Literatürde iki mânâda kullanılmaktadır: (1) Bir kültürel gurubun,
diğerlerinden etkilenerek onun kısmen veya tüm unsurlarını adapte
etmesiyle yeni bir kültürel mecra oluşturması süreci; ve (2) kendi
yapısı çerçevesinde guruplar arasındaki herhangi bir kültürel aktarım
olarak. Meselâ, nesiller arasındaki kültür transferi bir akültürasyon
vakıasıdır. Bu anlamıyla "sosyalleştirme" kavramına daha yakındır.

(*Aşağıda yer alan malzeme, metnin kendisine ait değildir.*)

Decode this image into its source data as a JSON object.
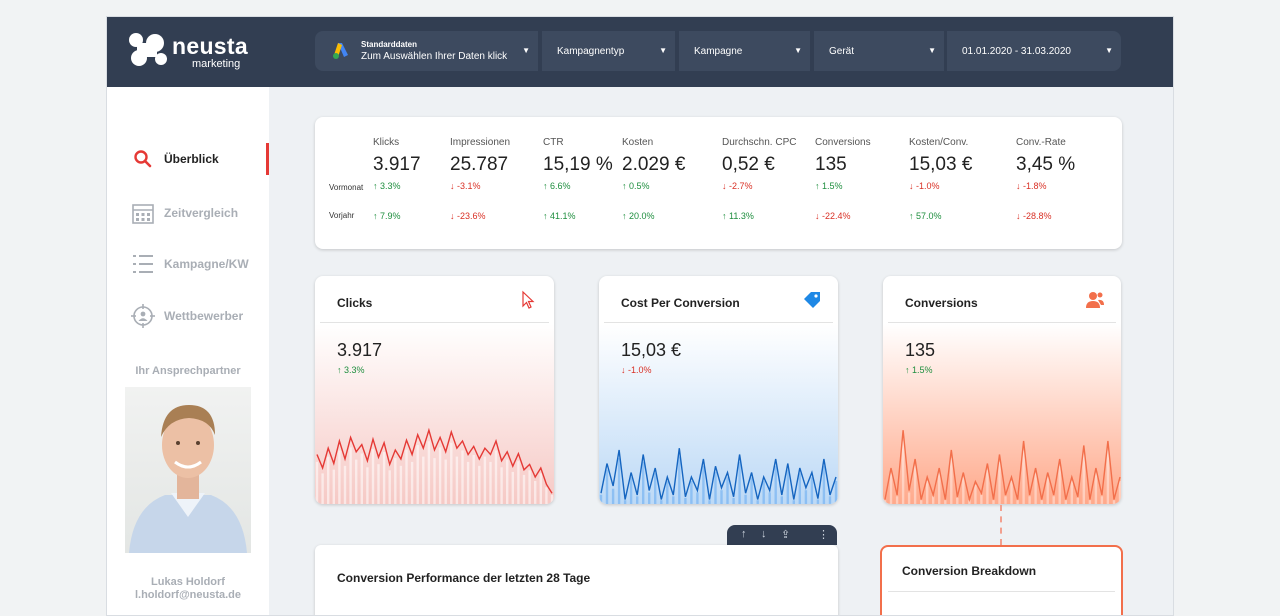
{
  "brand": {
    "name": "neusta",
    "sub": "marketing"
  },
  "filters": {
    "data_source": {
      "line1": "Standarddaten",
      "line2": "Zum Auswählen Ihrer Daten klicken",
      "icon": "google-ads-icon"
    },
    "campaign_type": "Kampagnentyp",
    "campaign": "Kampagne",
    "device": "Gerät",
    "date_range": "01.01.2020 - 31.03.2020"
  },
  "nav": [
    {
      "label": "Überblick",
      "icon": "search-icon",
      "active": true
    },
    {
      "label": "Zeitvergleich",
      "icon": "calendar-icon",
      "active": false
    },
    {
      "label": "Kampagne/KW",
      "icon": "list-icon",
      "active": false
    },
    {
      "label": "Wettbewerber",
      "icon": "target-icon",
      "active": false
    }
  ],
  "contact": {
    "heading": "Ihr Ansprechpartner",
    "name": "Lukas Holdorf",
    "email": "l.holdorf@neusta.de"
  },
  "kpi": {
    "row_labels": {
      "prev_month": "Vormonat",
      "prev_year": "Vorjahr"
    },
    "columns": [
      {
        "label": "Klicks",
        "value": "3.917",
        "mom": "3.3%",
        "mom_dir": "up",
        "yoy": "7.9%",
        "yoy_dir": "up"
      },
      {
        "label": "Impressionen",
        "value": "25.787",
        "mom": "-3.1%",
        "mom_dir": "down",
        "yoy": "-23.6%",
        "yoy_dir": "down"
      },
      {
        "label": "CTR",
        "value": "15,19 %",
        "mom": "6.6%",
        "mom_dir": "up",
        "yoy": "41.1%",
        "yoy_dir": "up"
      },
      {
        "label": "Kosten",
        "value": "2.029 €",
        "mom": "0.5%",
        "mom_dir": "up",
        "yoy": "20.0%",
        "yoy_dir": "up"
      },
      {
        "label": "Durchschn. CPC",
        "value": "0,52 €",
        "mom": "-2.7%",
        "mom_dir": "down",
        "yoy": "11.3%",
        "yoy_dir": "up"
      },
      {
        "label": "Conversions",
        "value": "135",
        "mom": "1.5%",
        "mom_dir": "up",
        "yoy": "-22.4%",
        "yoy_dir": "down"
      },
      {
        "label": "Kosten/Conv.",
        "value": "15,03 €",
        "mom": "-1.0%",
        "mom_dir": "down",
        "yoy": "57.0%",
        "yoy_dir": "up"
      },
      {
        "label": "Conv.-Rate",
        "value": "3,45 %",
        "mom": "-1.8%",
        "mom_dir": "down",
        "yoy": "-28.8%",
        "yoy_dir": "down"
      }
    ]
  },
  "cards": {
    "clicks": {
      "title": "Clicks",
      "value": "3.917",
      "delta": "3.3%",
      "dir": "up",
      "icon": "cursor-icon",
      "color": "#e53935"
    },
    "cpc": {
      "title": "Cost Per Conversion",
      "value": "15,03 €",
      "delta": "-1.0%",
      "dir": "down",
      "icon": "tag-icon",
      "color": "#1565c0"
    },
    "conversions": {
      "title": "Conversions",
      "value": "135",
      "delta": "1.5%",
      "dir": "up",
      "icon": "users-icon",
      "color": "#f26f4b"
    }
  },
  "sparks": {
    "clicks": [
      0.55,
      0.4,
      0.62,
      0.45,
      0.7,
      0.5,
      0.74,
      0.58,
      0.66,
      0.48,
      0.72,
      0.52,
      0.68,
      0.44,
      0.6,
      0.5,
      0.71,
      0.55,
      0.77,
      0.62,
      0.82,
      0.6,
      0.74,
      0.58,
      0.8,
      0.62,
      0.7,
      0.55,
      0.64,
      0.5,
      0.62,
      0.55,
      0.7,
      0.48,
      0.58,
      0.42,
      0.56,
      0.38,
      0.44,
      0.3,
      0.4,
      0.22,
      0.12
    ],
    "cpc": [
      0.12,
      0.45,
      0.2,
      0.6,
      0.05,
      0.35,
      0.1,
      0.55,
      0.15,
      0.4,
      0.05,
      0.3,
      0.1,
      0.62,
      0.08,
      0.3,
      0.15,
      0.5,
      0.05,
      0.42,
      0.18,
      0.35,
      0.08,
      0.55,
      0.12,
      0.35,
      0.05,
      0.3,
      0.15,
      0.5,
      0.1,
      0.45,
      0.05,
      0.4,
      0.18,
      0.35,
      0.06,
      0.5,
      0.1,
      0.3
    ],
    "conversions": [
      0.05,
      0.4,
      0.1,
      0.82,
      0.15,
      0.5,
      0.05,
      0.3,
      0.1,
      0.4,
      0.05,
      0.6,
      0.08,
      0.35,
      0.05,
      0.25,
      0.12,
      0.45,
      0.05,
      0.55,
      0.1,
      0.3,
      0.05,
      0.7,
      0.1,
      0.4,
      0.05,
      0.35,
      0.1,
      0.5,
      0.05,
      0.3,
      0.08,
      0.65,
      0.05,
      0.4,
      0.1,
      0.7,
      0.05,
      0.3
    ]
  },
  "toolbar": {
    "up": "↑",
    "down": "↓",
    "export": "⇪",
    "more": "⋮"
  },
  "sections": {
    "performance": "Conversion Performance der letzten 28 Tage",
    "breakdown": "Conversion Breakdown"
  }
}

Kültürleşme veya kültür edinme en genel anlamıyla bir kültürün yeni
unsurlar alma vakıasıdır. Bu unsurlar sayı itibariyle çok az
olabileceği gibi bir kültürün tamamen değişmesini sağlayacak kadar çok
ve yoğun da olabilirler.
Görüldüğü gibi kavramda daha ziyade alıcı kültür veya değişen kültür
açısından bir yaklaşım ve değerlendirme söz konusudur. Tanımdan
anlaşılacağı üzere dışarıdan içe doğru bir etkilenme vardır. Aynı
süreci ifade etmekle birlikte, etkilenmenin kaynağı bakımından farklı
mânâlarda kullanılmaktadır. Bu etki yabancı bir kültürden
kaynaklanabileceği gibi kendi içindeki guruplardan veya önceki
nesillerden de olabilir.
Bogardus, iki veya daha fazla kültürel sistemin beşerî ilişkiler
vasıtasıyla ayrı bir kültür sistemi geliştirmesi süreci olarak
tanımladığı kültürleşmenin üç tipini belirtmiştir:
(1) Körlemesine kültürleşme, insanların birbirine yakın yaşamaları ve
mal ve hizmet ilişkilerine girmeleriyle kendiliğinden gelişen kültürel
özelliklerin vuku bulmasıdır.
(2) Empoze kültürleşme, bir kültürün diğerine baskı yaparak kendi
özelliklerini empoze etmesidir.
(3) Demokratik kültürleşme, her kültürün temsilcilerinin diğer
kültürleri kendi tarihî ve değerler sistemi içinde kabul etmesidir.[9]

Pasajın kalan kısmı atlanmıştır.